Study of the rheological properties and crystallization behavior of branched PP/silicate composites

Abstract

Long-chain branched-polypropylene (LCB-PP) was prepared by melt grafting, and LCB-PP/silicate composites were prepared by adding 1–7 wt% silicate using a mini-compounder at 190 °C. The chemical structure of the LCB-PP was confirmed by the existence of a –C=C–H-stretching peak at 3100, cm−1 in the Fourier transform infrared spectrum. LCB-PP and the LCB-PP/silicate composites exhibited unusual rheological properties, including high shear-thinning tendency and elasticity. Shear-thinning tendency and elasticity were highest in the composite containing 5 wt% silicate. These effects were confirmed by oscillatory rheological measurements. The crystallization behavior of LCB-PP and the silicate composite were investigated using a non-isothermal process proposed by Ozawa. The exothermic pattern of the composite is narrower and sharper than those of PP and branched PP. The extending exponents were 3.6 for PP, 2.4 for LCB-PP and 1.5 for the composite. These behaviors can be interpreted by speculating that the silicate in the PP matrix functions as a seed for crystallization and alters the crystallization process.

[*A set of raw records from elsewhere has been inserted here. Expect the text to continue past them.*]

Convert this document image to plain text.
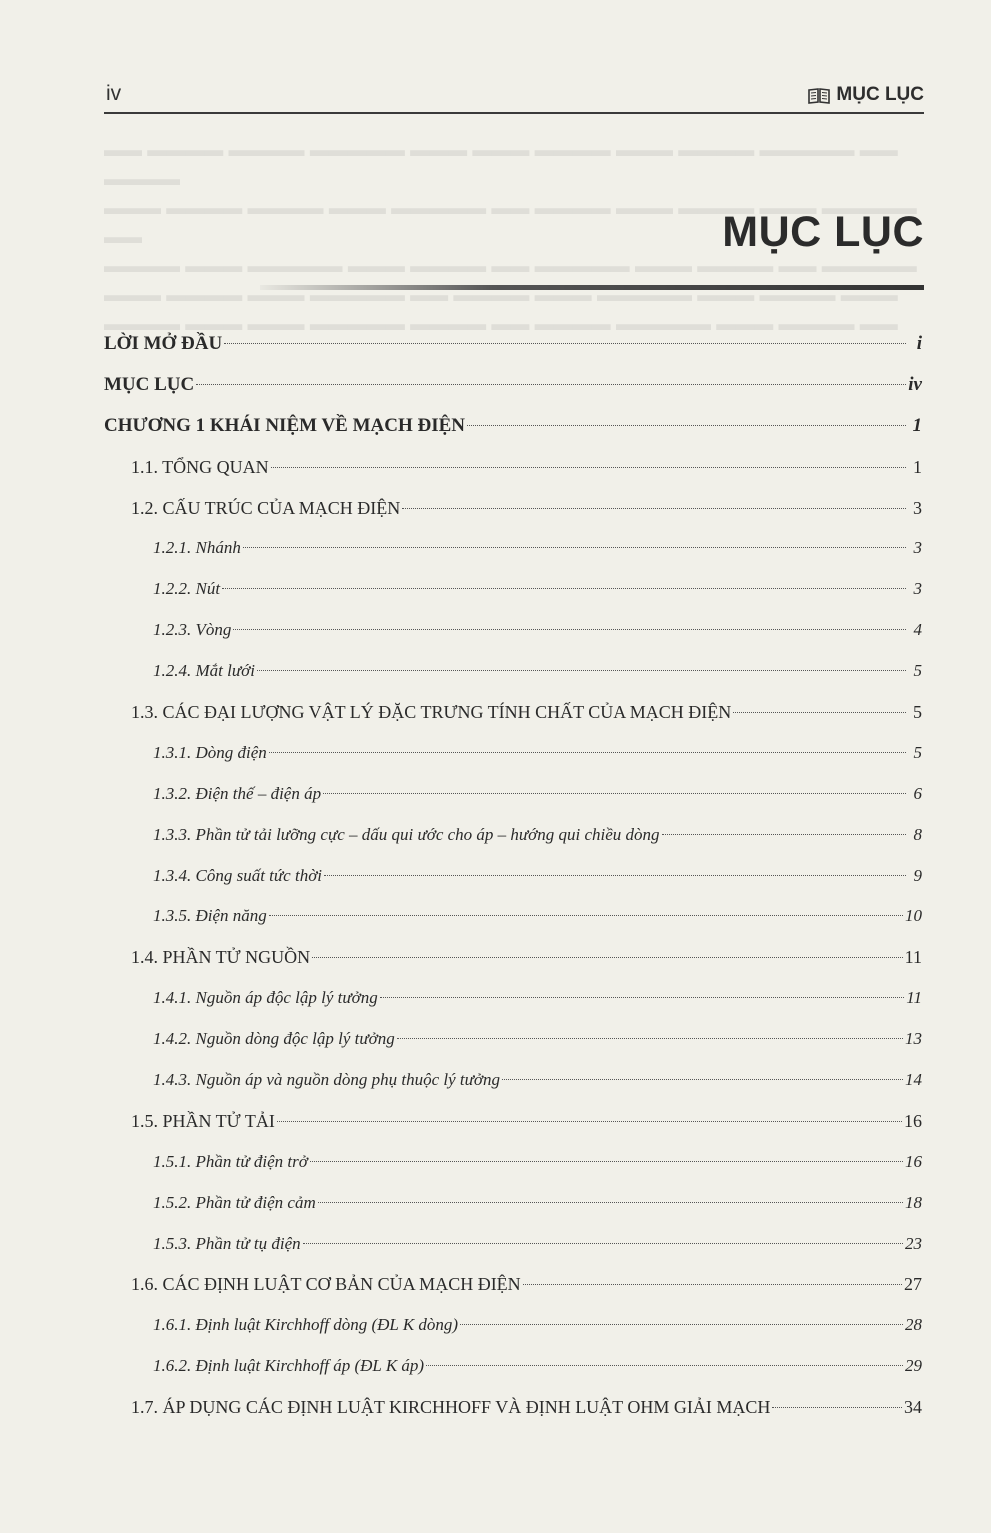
iv	MỤC LỤC
▬▬ ▬▬▬▬ ▬▬▬▬ ▬▬▬▬▬ ▬▬▬ ▬▬▬ ▬▬▬▬ ▬▬▬ ▬▬▬▬ ▬▬▬▬▬ ▬▬ ▬▬▬▬
▬▬▬ ▬▬▬▬ ▬▬▬▬ ▬▬▬ ▬▬▬▬▬ ▬▬ ▬▬▬▬ ▬▬▬ ▬▬▬▬ ▬▬▬ ▬▬▬▬▬ ▬▬
▬▬▬▬ ▬▬▬ ▬▬▬▬▬ ▬▬▬ ▬▬▬▬ ▬▬ ▬▬▬▬▬ ▬▬▬ ▬▬▬▬ ▬▬ ▬▬▬▬▬
▬▬▬ ▬▬▬▬ ▬▬▬ ▬▬▬▬▬ ▬▬ ▬▬▬▬ ▬▬▬ ▬▬▬▬▬ ▬▬▬ ▬▬▬▬ ▬▬▬
▬▬▬▬ ▬▬▬ ▬▬▬ ▬▬▬▬▬ ▬▬▬▬ ▬▬ ▬▬▬▬ ▬▬▬▬▬ ▬▬▬ ▬▬▬▬ ▬▬
MỤC LỤC
LỜI MỞ ĐẦU	i
MỤC LỤC	iv
CHƯƠNG 1 KHÁI NIỆM VỀ MẠCH ĐIỆN	1
1.1. TỔNG QUAN	1
1.2. CẤU TRÚC CỦA MẠCH ĐIỆN	3
1.2.1. Nhánh	3
1.2.2. Nút	3
1.2.3. Vòng	4
1.2.4. Mắt lưới	5
1.3. CÁC ĐẠI LƯỢNG VẬT LÝ ĐẶC TRƯNG TÍNH CHẤT CỦA MẠCH ĐIỆN	5
1.3.1. Dòng điện	5
1.3.2. Điện thế – điện áp	6
1.3.3. Phần tử tải lưỡng cực – dấu qui ước cho áp – hướng qui chiều dòng	8
1.3.4. Công suất tức thời	9
1.3.5. Điện năng	10
1.4. PHẦN TỬ NGUỒN	11
1.4.1. Nguồn áp độc lập lý tưởng	11
1.4.2. Nguồn dòng độc lập lý tưởng	13
1.4.3. Nguồn áp và nguồn dòng phụ thuộc lý tưởng	14
1.5. PHẦN TỬ TẢI	16
1.5.1. Phần tử điện trở	16
1.5.2. Phần tử điện cảm	18
1.5.3. Phần tử tụ điện	23
1.6. CÁC ĐỊNH LUẬT CƠ BẢN CỦA MẠCH ĐIỆN	27
1.6.1. Định luật Kirchhoff dòng (ĐL K dòng)	28
1.6.2. Định luật Kirchhoff áp (ĐL K áp)	29
1.7. ÁP DỤNG CÁC ĐỊNH LUẬT KIRCHHOFF VÀ ĐỊNH LUẬT OHM GIẢI MẠCH	34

The slopes of G″–G′ decreased to 1.21 for the long-chain branched-polypropylene (LCB-PP) and 1.07 for PP-F07-S5. A decreased slope indicates an increase in elasticity, shear thinning effect and melt strength. The extending Avrami analysis proposed by Ozawa applied to PP, LCP-PP and the composite. The exponents were 3.6 for PP, 2.4 for LCB-PP and 1.5 for the composite.